Post

Ekene Ijeoma Joins the MIT Media Lab

Copyright

Ekene Ijeoma

Kris Graves

New media arts and sciences faculty member merges social justice with design, architecture, music, performance, and technology. 

In January 2019, artist Ekene Ijeoma will join the MIT Media Lab as an assistant professor, founding and directing the Poetic Justice research group. Ijeoma works at the intersections of design, architecture, music, performance, and technology, creating multi-sensory artworks from personal experiences, social issues, and data studies. His work explores topics and issues ranging from refugee migration to mass incarceration. At its most basic level, the work aspires to embody our human conditions, expand people's thoughts, and engage them in imagining change and acting on it.

At the Lab, Ijeoma will continue this work in developing new forms of justice through artistic representation and intervention. “New forms of justice can emerge through art that engages with social, cultural, and political issues—ones that aren’t tied to codified laws and biased systems,” says Ijeoma. 

When asked to define “poetic justice,” Ijeoma explained that, for him, the phrase is about using code-switching content, form, context, and function to create artwork with rhythm and harmony that extends our perceptions and exposes the social-political systems affecting us as individuals. An example of this is his Deconstructed Anthems project, an ongoing series of music performances and light installations that explores the inequalities of the American Dream and realities of mass incarceration through “The Star-Spangled Banner,” as well as Pan-African AIDS, a sculpture examining the hypervisibility of the HIV/AIDS epidemic in Africa and the hidden one in Black America. The latter is on display through April 28, 2019 at the Museum of the City of New York as part of the exhibit Germ City: Microbes and the Metropolis.

Ijeoma’s art practice has been primarily project-based and commission-driven. His two most recent large works, both deeply conceptual yet highly technical projects, required research and development to happen concurrently with the production of the work. At the Media Lab, with more space for trial, error, and failure, he will have the resources and facilities to stay reflective and proactive, to create work outside of commissions, and to expand more artworks into series.

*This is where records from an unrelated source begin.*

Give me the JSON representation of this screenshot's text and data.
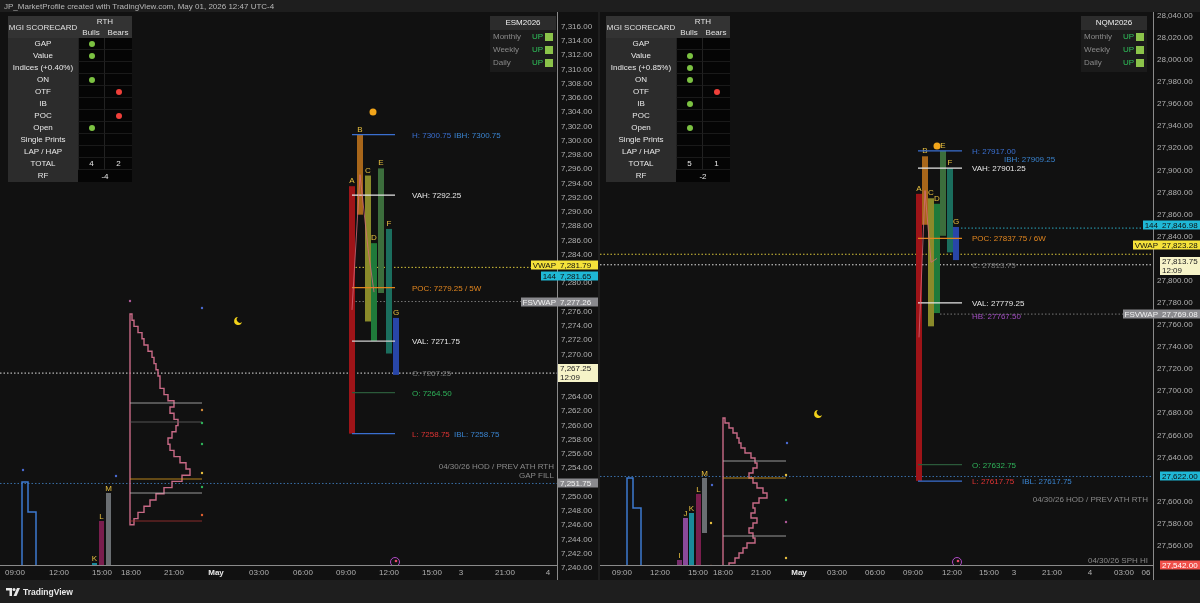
{
  "header": {
    "text": "JP_MarketProfile created with TradingView.com, May 01, 2026 12:47 UTC-4"
  },
  "panes": [
    {
      "symbol": "ESM2026",
      "trend": [
        {
          "period": "Monthly",
          "direction": "UP",
          "up": true
        },
        {
          "period": "Weekly",
          "direction": "UP",
          "up": true
        },
        {
          "period": "Daily",
          "direction": "UP",
          "up": true
        }
      ],
      "scorecard": {
        "title": "MGI SCORECARD",
        "session": "RTH",
        "columns": [
          "Bulls",
          "Bears"
        ],
        "rows": [
          {
            "label": "GAP",
            "bull": true,
            "bear": false
          },
          {
            "label": "Value",
            "bull": true,
            "bear": false
          },
          {
            "label": "Indices (+0.40%)",
            "bull": false,
            "bear": false
          },
          {
            "label": "ON",
            "bull": true,
            "bear": false
          },
          {
            "label": "OTF",
            "bull": false,
            "bear": true
          },
          {
            "label": "IB",
            "bull": false,
            "bear": false
          },
          {
            "label": "POC",
            "bull": false,
            "bear": true
          },
          {
            "label": "Open",
            "bull": true,
            "bear": false
          },
          {
            "label": "Single Prints",
            "bull": false,
            "bear": false
          },
          {
            "label": "LAP / HAP",
            "bull": false,
            "bear": false
          }
        ],
        "total_label": "TOTAL",
        "totals": [
          "4",
          "2"
        ],
        "rf_label": "RF",
        "rf": "-4"
      },
      "periods": [
        {
          "letter": "A",
          "color": "#9e1418"
        },
        {
          "letter": "B",
          "color": "#a8661a"
        },
        {
          "letter": "C",
          "color": "#8a8a2a"
        },
        {
          "letter": "D",
          "color": "#1f7a3a"
        },
        {
          "letter": "E",
          "color": "#3c6e3c"
        },
        {
          "letter": "F",
          "color": "#1b6e5e"
        },
        {
          "letter": "G",
          "color": "#2846a8"
        }
      ],
      "prior_periods": [
        {
          "letter": "K",
          "color": "#1a8a9a"
        },
        {
          "letter": "L",
          "color": "#7a1e4e"
        },
        {
          "letter": "M",
          "color": "#6a6e72"
        }
      ],
      "levels": [
        {
          "text": "H: 7300.75",
          "kind": "high"
        },
        {
          "text": "IBH: 7300.75",
          "kind": "ib"
        },
        {
          "text": "VAH: 7292.25",
          "kind": "value"
        },
        {
          "text": "POC: 7279.25 / 5W",
          "kind": "poc"
        },
        {
          "text": "VAL: 7271.75",
          "kind": "value"
        },
        {
          "text": "C: 7267.25",
          "kind": "close"
        },
        {
          "text": "O: 7264.50",
          "kind": "open"
        },
        {
          "text": "L: 7258.75",
          "kind": "low"
        },
        {
          "text": "IBL: 7258.75",
          "kind": "ib"
        }
      ],
      "notes": [
        "04/30/26 HOD / PREV ATH RTH",
        "GAP FILL"
      ],
      "price_ticks": [
        "7,316.00",
        "7,314.00",
        "7,312.00",
        "7,310.00",
        "7,308.00",
        "7,306.00",
        "7,304.00",
        "7,302.00",
        "7,300.00",
        "7,298.00",
        "7,296.00",
        "7,294.00",
        "7,292.00",
        "7,290.00",
        "7,288.00",
        "7,286.00",
        "7,284.00",
        "7,280.00",
        "7,276.00",
        "7,274.00",
        "7,272.00",
        "7,270.00",
        "7,264.00",
        "7,262.00",
        "7,260.00",
        "7,258.00",
        "7,256.00",
        "7,254.00",
        "7,250.00",
        "7,248.00",
        "7,246.00",
        "7,244.00",
        "7,242.00",
        "7,240.00"
      ],
      "badges": [
        {
          "label": "VWAP",
          "value": "7,281.79",
          "kind": "vwap"
        },
        {
          "label": "144",
          "value": "7,281.65",
          "kind": "ma"
        },
        {
          "label": "FSVWAP",
          "value": "7,277.26",
          "kind": "fsvwap"
        },
        {
          "value": "7,267.25",
          "time": "12:09",
          "kind": "last"
        },
        {
          "value": "7,251.75",
          "kind": "level"
        }
      ],
      "time_ticks": [
        {
          "label": "09:00",
          "major": false
        },
        {
          "label": "12:00",
          "major": false
        },
        {
          "label": "15:00",
          "major": false
        },
        {
          "label": "18:00",
          "major": false
        },
        {
          "label": "21:00",
          "major": false
        },
        {
          "label": "May",
          "major": true
        },
        {
          "label": "03:00",
          "major": false
        },
        {
          "label": "06:00",
          "major": false
        },
        {
          "label": "09:00",
          "major": false
        },
        {
          "label": "12:00",
          "major": false
        },
        {
          "label": "15:00",
          "major": false
        },
        {
          "label": "3",
          "major": false
        },
        {
          "label": "21:00",
          "major": false
        },
        {
          "label": "4",
          "major": false
        }
      ]
    },
    {
      "symbol": "NQM2026",
      "trend": [
        {
          "period": "Monthly",
          "direction": "UP",
          "up": true
        },
        {
          "period": "Weekly",
          "direction": "UP",
          "up": true
        },
        {
          "period": "Daily",
          "direction": "UP",
          "up": true
        }
      ],
      "scorecard": {
        "title": "MGI SCORECARD",
        "session": "RTH",
        "columns": [
          "Bulls",
          "Bears"
        ],
        "rows": [
          {
            "label": "GAP",
            "bull": false,
            "bear": false
          },
          {
            "label": "Value",
            "bull": true,
            "bear": false
          },
          {
            "label": "Indices (+0.85%)",
            "bull": true,
            "bear": false
          },
          {
            "label": "ON",
            "bull": true,
            "bear": false
          },
          {
            "label": "OTF",
            "bull": false,
            "bear": true
          },
          {
            "label": "IB",
            "bull": true,
            "bear": false
          },
          {
            "label": "POC",
            "bull": false,
            "bear": false
          },
          {
            "label": "Open",
            "bull": true,
            "bear": false
          },
          {
            "label": "Single Prints",
            "bull": false,
            "bear": false
          },
          {
            "label": "LAP / HAP",
            "bull": false,
            "bear": false
          }
        ],
        "total_label": "TOTAL",
        "totals": [
          "5",
          "1"
        ],
        "rf_label": "RF",
        "rf": "-2"
      },
      "periods": [
        {
          "letter": "A",
          "color": "#9e1418"
        },
        {
          "letter": "B",
          "color": "#a8661a"
        },
        {
          "letter": "C",
          "color": "#8a8a2a"
        },
        {
          "letter": "D",
          "color": "#1f7a3a"
        },
        {
          "letter": "E",
          "color": "#3c6e3c"
        },
        {
          "letter": "F",
          "color": "#1b6e5e"
        },
        {
          "letter": "G",
          "color": "#2846a8"
        }
      ],
      "prior_periods": [
        {
          "letter": "I",
          "color": "#7a2e6e"
        },
        {
          "letter": "J",
          "color": "#8a4a9a"
        },
        {
          "letter": "K",
          "color": "#1a8a9a"
        },
        {
          "letter": "L",
          "color": "#7a1e4e"
        },
        {
          "letter": "M",
          "color": "#6a6e72"
        }
      ],
      "levels": [
        {
          "text": "H: 27917.00",
          "kind": "high"
        },
        {
          "text": "IBH: 27909.25",
          "kind": "ib"
        },
        {
          "text": "VAH: 27901.25",
          "kind": "value"
        },
        {
          "text": "POC: 27837.75 / 6W",
          "kind": "poc"
        },
        {
          "text": "C: 27813.75",
          "kind": "close"
        },
        {
          "text": "VAL: 27779.25",
          "kind": "value"
        },
        {
          "text": "HB: 27767.50",
          "kind": "hb"
        },
        {
          "text": "O: 27632.75",
          "kind": "open"
        },
        {
          "text": "L: 27617.75",
          "kind": "low"
        },
        {
          "text": "IBL: 27617.75",
          "kind": "ib"
        }
      ],
      "notes": [
        "04/30/26 HOD / PREV ATH RTH",
        "04/30/26 SPH HI"
      ],
      "price_ticks": [
        "28,040.00",
        "28,020.00",
        "28,000.00",
        "27,980.00",
        "27,960.00",
        "27,940.00",
        "27,920.00",
        "27,900.00",
        "27,880.00",
        "27,860.00",
        "27,840.00",
        "27,800.00",
        "27,780.00",
        "27,760.00",
        "27,740.00",
        "27,720.00",
        "27,700.00",
        "27,680.00",
        "27,660.00",
        "27,640.00",
        "27,600.00",
        "27,580.00",
        "27,560.00"
      ],
      "badges": [
        {
          "label": "144",
          "value": "27,846.98",
          "kind": "ma"
        },
        {
          "label": "VWAP",
          "value": "27,823.28",
          "kind": "vwap"
        },
        {
          "value": "27,813.75",
          "time": "12:09",
          "kind": "last"
        },
        {
          "label": "FSVWAP",
          "value": "27,769.08",
          "kind": "fsvwap"
        },
        {
          "value": "27,622.00",
          "kind": "ma"
        },
        {
          "value": "27,542.00",
          "kind": "low"
        }
      ],
      "time_ticks": [
        {
          "label": "09:00",
          "major": false
        },
        {
          "label": "12:00",
          "major": false
        },
        {
          "label": "15:00",
          "major": false
        },
        {
          "label": "18:00",
          "major": false
        },
        {
          "label": "21:00",
          "major": false
        },
        {
          "label": "May",
          "major": true
        },
        {
          "label": "03:00",
          "major": false
        },
        {
          "label": "06:00",
          "major": false
        },
        {
          "label": "09:00",
          "major": false
        },
        {
          "label": "12:00",
          "major": false
        },
        {
          "label": "15:00",
          "major": false
        },
        {
          "label": "3",
          "major": false
        },
        {
          "label": "21:00",
          "major": false
        },
        {
          "label": "4",
          "major": false
        },
        {
          "label": "03:00",
          "major": false
        },
        {
          "label": "06",
          "major": false
        }
      ]
    }
  ],
  "footer": {
    "brand": "TradingView"
  }
}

In addition, he will have opportunities for more listening to and meditating on issues. 

“Like many artists,” says Ijeoma, “A lot of my work comes from forward thinking and vibing—channeling my environment and signaling out the noise.” This aspect of his practice is reflected in work such as The Refugee Project (2014), released a few months before the European refugee crisis; Look Up (2016), released a few days before Pokemon Go; and more recently Pan-African AIDS, which was presented as news was breaking on the underreported  AIDS epidemic in the black populations in areas including the American South.

Ijeoma’s work has been commissioned and presented by venues and events that include the Museum of Modern Art, Kennedy Center, Design Museum, Istanbul Design Biennial, Fondation EDF, Annenberg Space for Photography, Neuberger Museum of Art (SUNY Purchase), and Storefront for Art and Architecture.

“We are thrilled that Ekene Ijeoma will be joining the Media Lab and MAS program,” said Tod Machover, the head of the MIT Program in Media Arts and Sciences, the Media Lab’s academic program. “Ekene’s work is brilliant, bold, and beautiful, and the way he combines expression, reflection, innovation, and activism will place him at the absolute center of Media Lab culture, hopefully for many years to come.”

Ekene Ijeoma graduated with a BS in information technology from Rochester Institute of Technology and an MA in interaction design from Domus Academy. He has lectured and critiqued at Yale University, Harvard Law School, Columbia University, New York University, the School of Visual Arts, and The New School.